Mensaje por tigre » Mié Ene 21, 2026 4:26 pm

Hola a todos :-D; algo más............................

Objetivos de guerra en la planificación operativa (1938-40).

Los escenarios de guerra considerados en los planes de la Armada eran más numerosos que los del Ejército (por ejemplo, incluían a la Unión Soviética entre los posibles bandos hostiles); basándose en cada uno de estos escenarios, las "directivas generales navales y aéreas" emitían órdenes a los comandantes para la conducción de las operaciones navales; las de agosto de 1939, en vísperas del estallido de la guerra en Europa, se basaban en una guerra de desgaste (la palabra está en el texto) llevada a cabo con acciones ofensivas en el Mediterráneo central y acciones defensivas al oeste y al este.
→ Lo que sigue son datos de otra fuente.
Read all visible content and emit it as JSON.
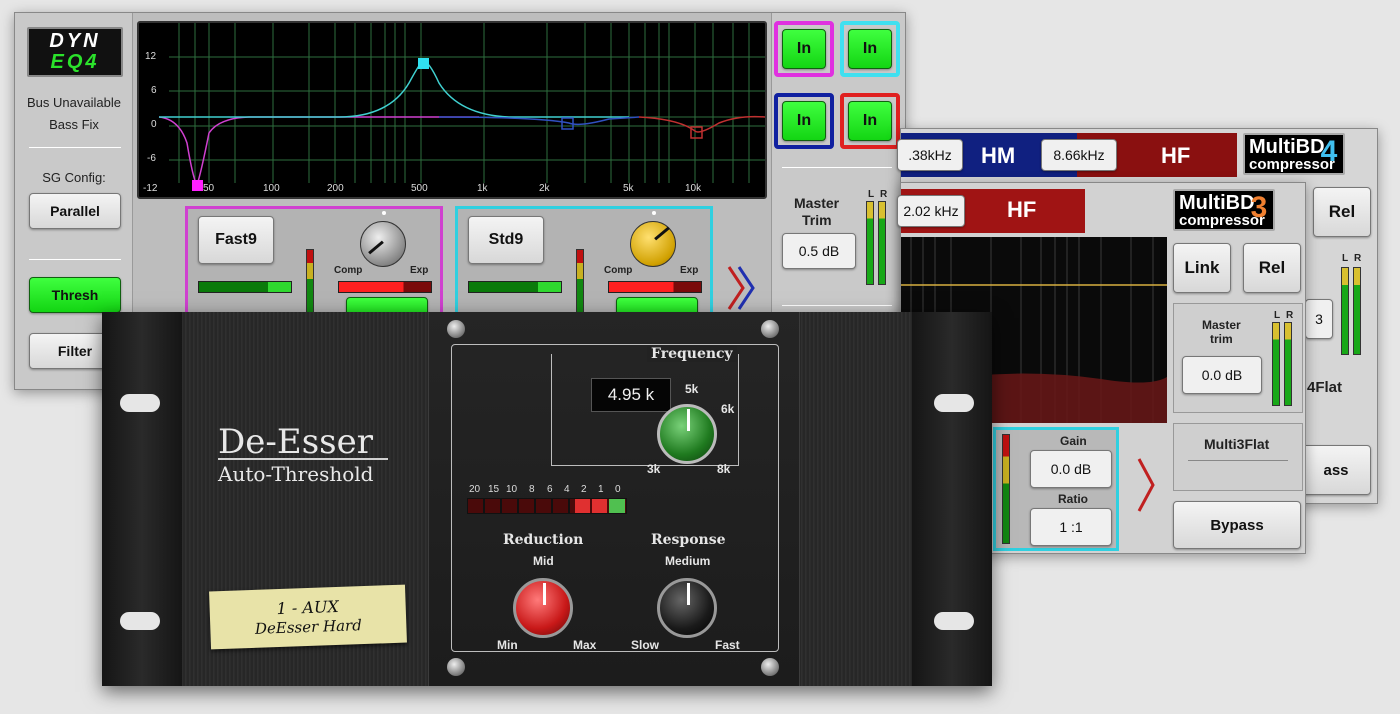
{
  "dyn_eq4": {
    "logo_top": "DYN",
    "logo_bottom": "EQ4",
    "status_line1": "Bus Unavailable",
    "status_line2": "Bass Fix",
    "sg_config_label": "SG Config:",
    "parallel_button": "Parallel",
    "thresh_button": "Thresh",
    "filter_button": "Filter",
    "graph": {
      "y_ticks": [
        "12",
        "6",
        "0",
        "-6",
        "-12"
      ],
      "x_ticks": [
        "50",
        "100",
        "200",
        "500",
        "1k",
        "2k",
        "5k",
        "10k"
      ]
    },
    "band1": {
      "preset": "Fast9",
      "comp_label": "Comp",
      "exp_label": "Exp"
    },
    "band2": {
      "preset": "Std9",
      "comp_label": "Comp",
      "exp_label": "Exp"
    },
    "in_buttons": [
      "In",
      "In",
      "In",
      "In"
    ],
    "master_trim_label_1": "Master",
    "master_trim_label_2": "Trim",
    "master_trim_value": "0.5 dB",
    "meter_l": "L",
    "meter_r": "R"
  },
  "multibd4": {
    "freq1": ".38kHz",
    "band_hm": "HM",
    "freq2": "8.66kHz",
    "band_hf": "HF",
    "logo_line1": "MultiBD",
    "logo_line2": "compressor",
    "logo_num": "4",
    "rel_button": "Rel",
    "value_partial": "3",
    "preset_partial": "4Flat",
    "bypass_partial": "ass",
    "meter_l": "L",
    "meter_r": "R"
  },
  "multibd3": {
    "freq": "2.02 kHz",
    "band_hf": "HF",
    "logo_line1": "MultiBD",
    "logo_line2": "compressor",
    "logo_num": "3",
    "link_button": "Link",
    "rel_button": "Rel",
    "master_trim_label_1": "Master",
    "master_trim_label_2": "trim",
    "master_trim_value": "0.0 dB",
    "gain_label": "Gain",
    "gain_value": "0.0 dB",
    "ratio_label": "Ratio",
    "ratio_value": "1 :1",
    "preset": "Multi3Flat",
    "bypass_button": "Bypass",
    "meter_l": "L",
    "meter_r": "R"
  },
  "deesser": {
    "title": "De-Esser",
    "subtitle": "Auto-Threshold",
    "tape_line1": "1 - AUX",
    "tape_line2": "DeEsser Hard",
    "frequency_label": "Frequency",
    "frequency_value": "4.95 k",
    "freq_marks": [
      "5k",
      "6k",
      "3k",
      "8k"
    ],
    "meter_ticks": [
      "20",
      "15",
      "10",
      "8",
      "6",
      "4",
      "2",
      "1",
      "0"
    ],
    "reduction_label": "Reduction",
    "reduction_mid": "Mid",
    "reduction_min": "Min",
    "reduction_max": "Max",
    "response_label": "Response",
    "response_medium": "Medium",
    "response_slow": "Slow",
    "response_fast": "Fast"
  }
}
El objetivo de la maniobra estratégica era evitar la reunificación de los dos grupos de combate enemigos, pero no a costa de dar o aceptar batalla en condiciones de inferioridad.
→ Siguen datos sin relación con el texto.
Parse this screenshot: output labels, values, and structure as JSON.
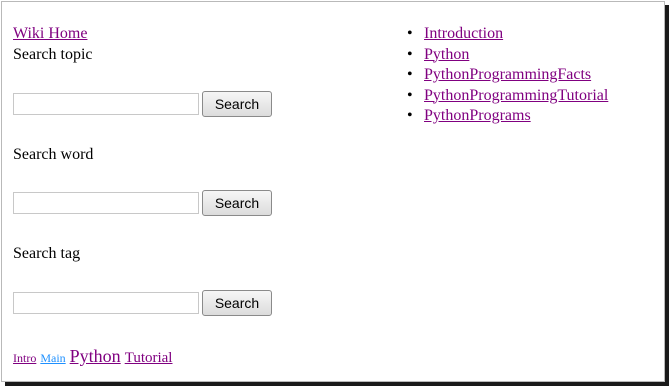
{
  "nav": {
    "home_label": "Wiki Home"
  },
  "search": {
    "topic": {
      "label": "Search topic",
      "value": "",
      "button": "Search"
    },
    "word": {
      "label": "Search word",
      "value": "",
      "button": "Search"
    },
    "tag": {
      "label": "Search tag",
      "value": "",
      "button": "Search"
    }
  },
  "tags": [
    {
      "label": "Intro",
      "color": "#800080"
    },
    {
      "label": "Main",
      "color": "#1e90ff"
    },
    {
      "label": "Python",
      "color": "#800080"
    },
    {
      "label": "Tutorial",
      "color": "#800080"
    }
  ],
  "pages": [
    {
      "label": "Introduction"
    },
    {
      "label": "Python"
    },
    {
      "label": "PythonProgrammingFacts"
    },
    {
      "label": "PythonProgrammingTutorial"
    },
    {
      "label": "PythonPrograms"
    }
  ]
}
Los planes de la Fuerza Aérea seguían a los del Ejército en nombre, número y fecha de publicación. Sin embargo, a diferencia de estos últimos, contenían indicaciones precisas sobre los objetivos a atacar (y las fuerzas a desplegar), y el problema residía, más bien, en el orden de prioridad que se les debía dar y su interés principal para la propia Fuerza Aérea o para las otras dos ramas. Por ejemplo, en el caso del PR 12 de 1939, el Estado Mayor contempló —sin perjuicio de la emisión de directivas detalladas al cese de hostilidades— las fuerzas aéreas y navales franco-británicas como objetivos principales, asignando prioridad absoluta a las bases aéreas. Solo en el sexto o séptimo día de guerra la fuerza aérea atacaría los objetivos terrestres. El bombardeo de París y Londres, «objetivos de primordial importancia política», se consideró una posibilidad por estar subordinado a una iniciativa similar de los alemanes. En la edición de 1940 de este plan, no se menciona explícitamente un orden de prioridad, sino más bien un aumento de los «sistemas» de objetivos a doce. Estos abarcaban desde bases aéreas y navales hasta comunicaciones por carretera, incluyendo instalaciones industriales, militares y de bases, centrales eléctricas y refinerías, todos objetivos de gran importancia económica. En mi opinión, estas constituyeron la gran innovación del plan de la primavera de 1940, ya que complementaron la contraaviación al conformar un "sistema" más amplio, exclusivamente bajo la jurisdicción de las Fuerzas Armadas.

Pero la verdadera innovación de este período radica en que Mussolini, como jefe de gobierno, redactó el memorando que contenía el plan de guerra. El contexto, tanto remoto como inmediato, de su contenido es bien conocido. Solo señalaré aquí que las directivas de Mussolini eran idénticas a las contenidas en la edición PR 12 II del Ejército; su profundo contraste con las de la Armada; y cómo, sumada a las dificultades objetivas de la contraaérea (inducidas por razones tanto militares como políticas), la subordinación de las operaciones aéreas a las de las otras dos Fuerzas Armadas aniquiló cualquier potencial estratégico restante de estas, con el consentimiento disciplinado de su comandante, el General Pricolo. Además, reiteraré una consideración ya formulada sobre la aparición en la estrategia terrestre de una forma indirecta en la que las operaciones de guerra, dirigidas a la coerción político-diplomática más que a la militar, se vieron gravemente debilitadas:

a) por la negativa a cooperar militarmente con el aliado;

b) por haber depositado las esperanzas de una guerra "corta" en el uso extremadamente limitado de fuerzas terrestres;

c) por no detectar la extrema divergencia entre este uso y el uso ilimitado y ciertamente derrochador de las fuerzas navales y aéreas destinadas a apoyarlas, ya que entre los objetivos de la guerra aparece, creo que por primera vez, el militar, representado por la destrucción de las fuerzas enemigas, ya fueran la flota británica o las fuerzas aéreas francesas desplegadas en Córcega, objetivo de una acción contraaérea muy controvertida.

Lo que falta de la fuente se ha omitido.